Maria Marcelina had spent her whole life surrounded by coconut trees in Baucau, watching their husks get burned or thrown away as worthless waste. That changed in April 2026, when she and 24 other women walked into the CDC Baucau Training Centre ready to learn something that would transform how their community saw a resource they'd overlooked their entire lives.
For five days, from April 7 to 16, the women learned to turn coconut fibre into bags, hats, rags, and fashion and home accessories. The training was organized by Associação Empresarial das Mulheres em Timor-Leste (AEMTL) as part of the Agroforestry Skills Programme, implemented by the ILO and funded by the European Union. What made the difference wasn't just the technical knowledge — it was the permission to see waste as possibility.
Maria's response tells the story best. She posted photos of the products on Facebook and the inquiries started flowing in almost immediately. People wanted to know where to buy. People wanted to know how to attend the training themselves. The products were already attracting customers at the local market.
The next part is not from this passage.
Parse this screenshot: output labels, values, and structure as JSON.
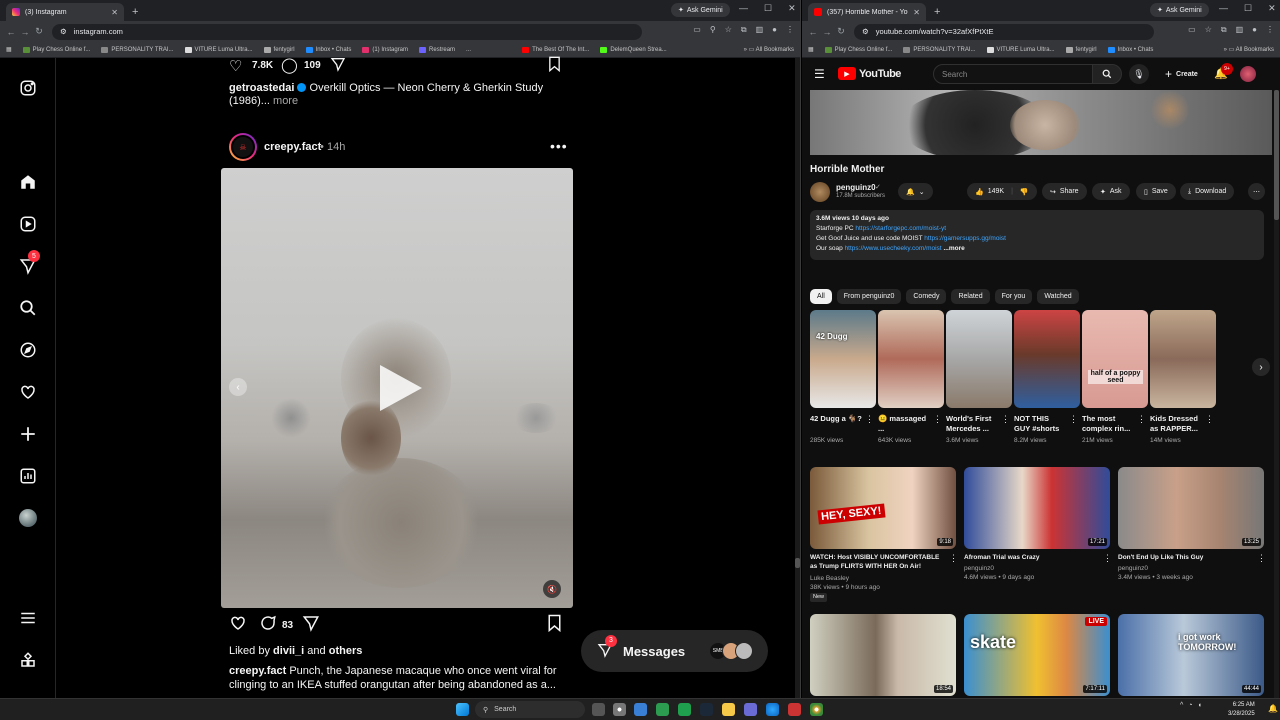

For Maria, who left her job as a bank teller two years ago to focus on growing and selling plants, the circular economy approach resonated deeply. "My background in biology made me see waste differently," she explained, "not as something to throw away, but as something with potential." She registered for the programme's business competition, carrying forward not just skills but a clear vision.
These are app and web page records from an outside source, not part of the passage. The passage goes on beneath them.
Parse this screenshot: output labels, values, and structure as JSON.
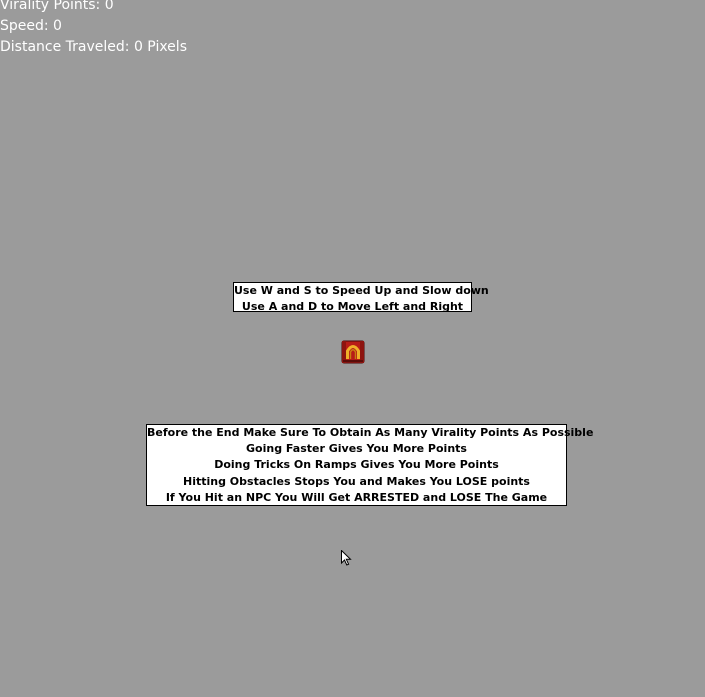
{
  "hud": {
    "virality": "Virality Points: 0",
    "speed": "Speed: 0",
    "distance": "Distance Traveled: 0 Pixels"
  },
  "controls": [
    "Use W and S to Speed Up and Slow down",
    "Use A and D to Move Left and Right"
  ],
  "rules": [
    "Before the End Make Sure To Obtain As Many Virality Points As Possible",
    "Going Faster Gives You More Points",
    "Doing Tricks On Ramps Gives You More Points",
    "Hitting Obstacles Stops You and Makes You LOSE points",
    "If You Hit an NPC You Will Get ARRESTED and LOSE The Game"
  ],
  "colors": {
    "background": "#9b9b9b",
    "hud_text": "#ffffff",
    "player_red": "#c0201a",
    "player_gold": "#e8a31c"
  },
  "icons": {
    "player": "red-skateboarder-sprite",
    "cursor": "mouse-pointer-icon"
  }
}
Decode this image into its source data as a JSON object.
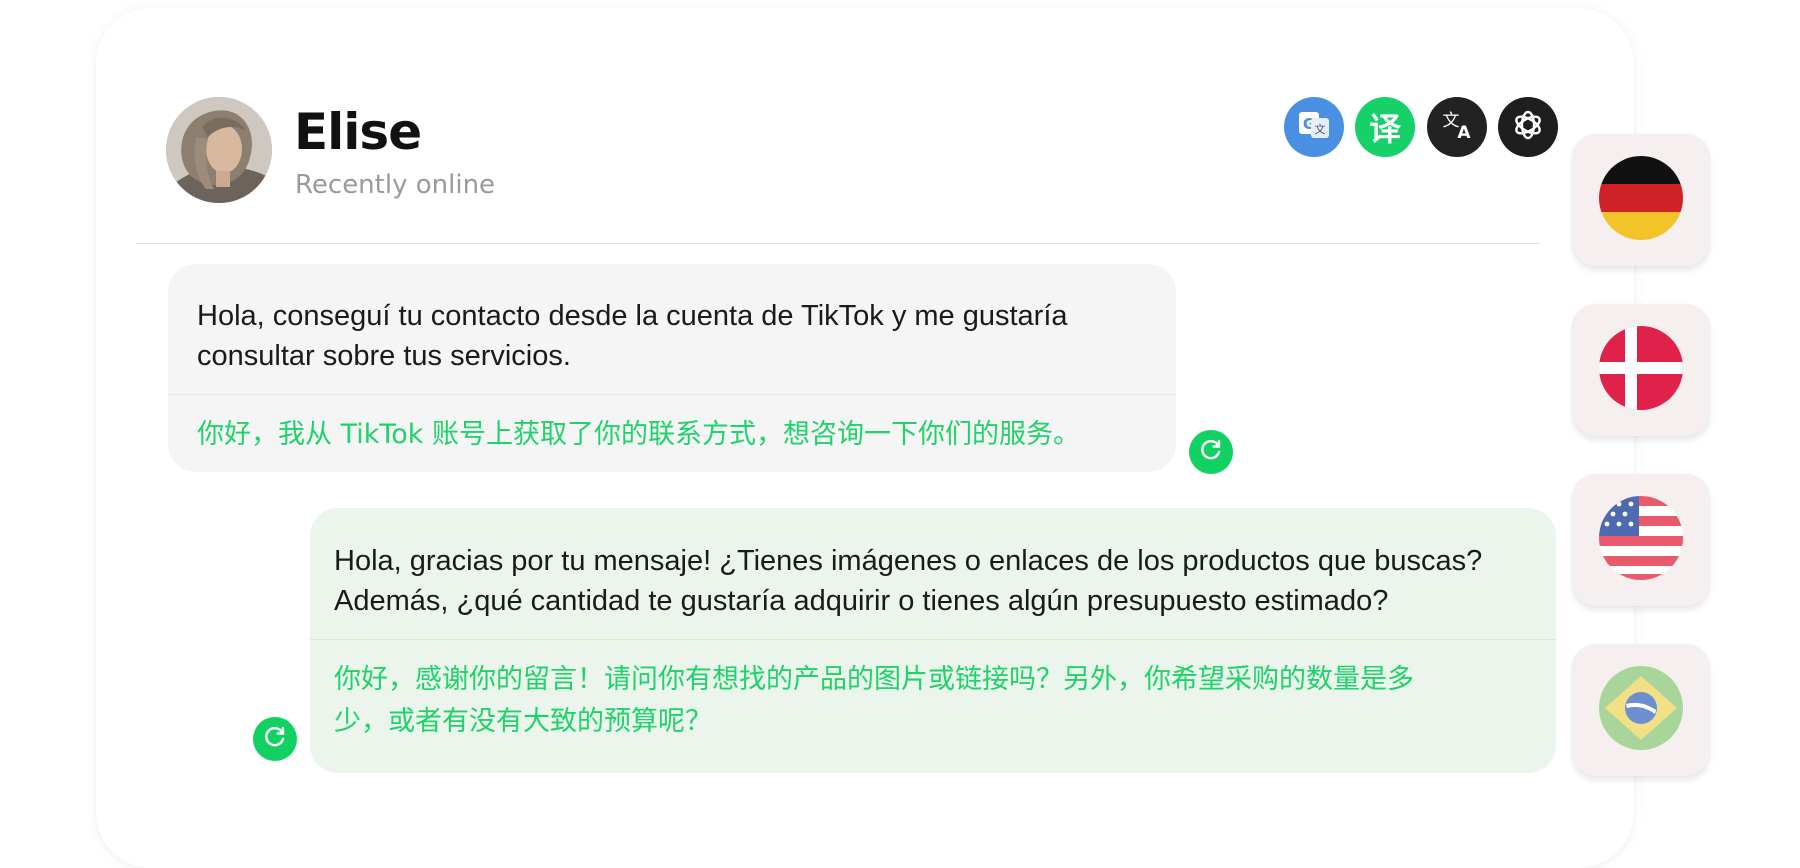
{
  "contact": {
    "name": "Elise",
    "status": "Recently online",
    "avatar_icon": "avatar-photo"
  },
  "translation_engines": [
    {
      "name": "google-translate-icon",
      "color": "#4a90e2",
      "glyph": "G"
    },
    {
      "name": "chinese-translate-icon",
      "color": "#16d169",
      "glyph": "译"
    },
    {
      "name": "translate-icon",
      "color": "#222222",
      "glyph": "文A"
    },
    {
      "name": "openai-icon",
      "color": "#1e1e1e",
      "glyph": "knot"
    }
  ],
  "messages": [
    {
      "direction": "incoming",
      "original": [
        "Hola, conseguí tu contacto desde la cuenta de TikTok y me gustaría",
        "consultar sobre tus servicios."
      ],
      "translation": [
        "你好，我从 TikTok 账号上获取了你的联系方式，想咨询一下你们的服务。"
      ]
    },
    {
      "direction": "outgoing",
      "original": [
        "Hola, gracias por tu mensaje! ¿Tienes imágenes o enlaces de los productos que buscas?",
        "Además, ¿qué cantidad te gustaría adquirir o tienes algún presupuesto estimado?"
      ],
      "translation": [
        "你好，感谢你的留言！请问你有想找的产品的图片或链接吗？另外，你希望采购的数量是多",
        "少，或者有没有大致的预算呢？"
      ]
    }
  ],
  "languages": [
    {
      "name": "germany-flag-icon"
    },
    {
      "name": "denmark-flag-icon"
    },
    {
      "name": "usa-flag-icon"
    },
    {
      "name": "brazil-flag-icon"
    }
  ],
  "colors": {
    "accent_green": "#12d163",
    "translation_text": "#1fd36a",
    "incoming_bubble": "#f5f5f5",
    "outgoing_bubble": "#ebf5ec"
  }
}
Terezinha da Silva Guterres came to the training from a different starting point but arrived at similar ground. Young and ambitious, she had only ever known coconuts as a source of food and cooking fuel. The training opened her eyes to the full range of products coconut waste could become — products that were both environmentally friendly and a genuine path to household income. What surprised her as much as the possibility was discovering her own capability. "I already have the practical knowledge and skills for this," she said. "I don't want it to go to waste. I have a vision for a business with this product. I'm still young and still have the spirit to continue." She too entered the business competition, ready to move forward.
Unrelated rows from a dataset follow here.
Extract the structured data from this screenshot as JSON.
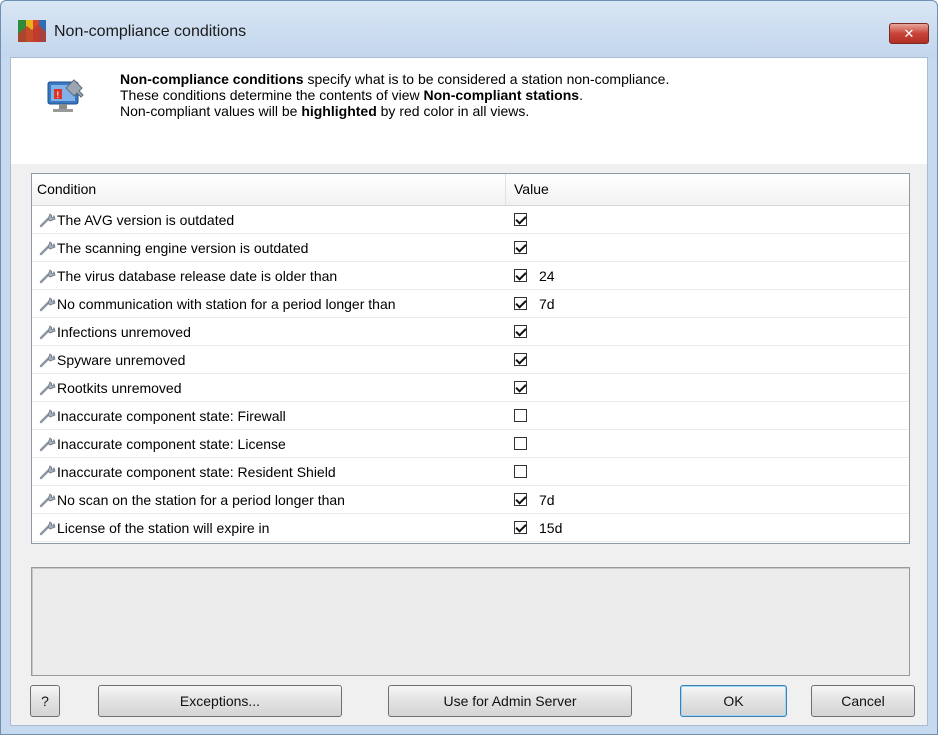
{
  "window": {
    "title": "Non-compliance conditions",
    "close_label": "✕"
  },
  "header": {
    "line1_bold": "Non-compliance conditions",
    "line1_rest": " specify what is to be considered a station non-compliance.",
    "line2_start": "These conditions determine the contents of view ",
    "line2_bold": "Non-compliant stations",
    "line2_end": ".",
    "line3_start": "Non-compliant values will be ",
    "line3_bold": "highlighted",
    "line3_end": " by red color in all views."
  },
  "grid": {
    "col_condition": "Condition",
    "col_value": "Value",
    "rows": [
      {
        "label": "The AVG version is outdated",
        "checked": true,
        "value": ""
      },
      {
        "label": "The scanning engine version is outdated",
        "checked": true,
        "value": ""
      },
      {
        "label": "The virus database release date is older than",
        "checked": true,
        "value": "24"
      },
      {
        "label": "No communication with station for a period longer than",
        "checked": true,
        "value": "7d"
      },
      {
        "label": "Infections unremoved",
        "checked": true,
        "value": ""
      },
      {
        "label": "Spyware unremoved",
        "checked": true,
        "value": ""
      },
      {
        "label": "Rootkits unremoved",
        "checked": true,
        "value": ""
      },
      {
        "label": "Inaccurate component state: Firewall",
        "checked": false,
        "value": ""
      },
      {
        "label": "Inaccurate component state: License",
        "checked": false,
        "value": ""
      },
      {
        "label": "Inaccurate component state: Resident Shield",
        "checked": false,
        "value": ""
      },
      {
        "label": "No scan on the station for a period longer than",
        "checked": true,
        "value": "7d"
      },
      {
        "label": "License of the station will expire in",
        "checked": true,
        "value": "15d"
      }
    ]
  },
  "buttons": {
    "help": "?",
    "exceptions": "Exceptions...",
    "use_admin": "Use for Admin Server",
    "ok": "OK",
    "cancel": "Cancel"
  },
  "icons": {
    "app_logo": "avg-logo-icon",
    "header": "computer-settings-icon",
    "row": "wrench-icon"
  },
  "colors": {
    "accent": "#3c7fb1",
    "close": "#c8443a"
  }
}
The individual stories point to something larger taking shape across Timor-Leste. By the end of the programme, 420 women are planned to complete training, gaining not only technical production skills but also knowledge in product design, marketing, business management, and access to buyers and equipment. At the centre of the market strategy sits "Brand Timor," a unified identity being developed to position Timorese coconut products, alongside cocoa and vanilla, as premium, authentic, and sustainable goods for local consumers, tourists, and the wider ASEAN market.
What started as waste in Baucau is becoming business. What started as invisible potential is becoming visible income for families and communities. The coconut husks that once lay discarded are now raw material for something people want to buy — and for women in eastern Timor-Leste, that shift changes everything.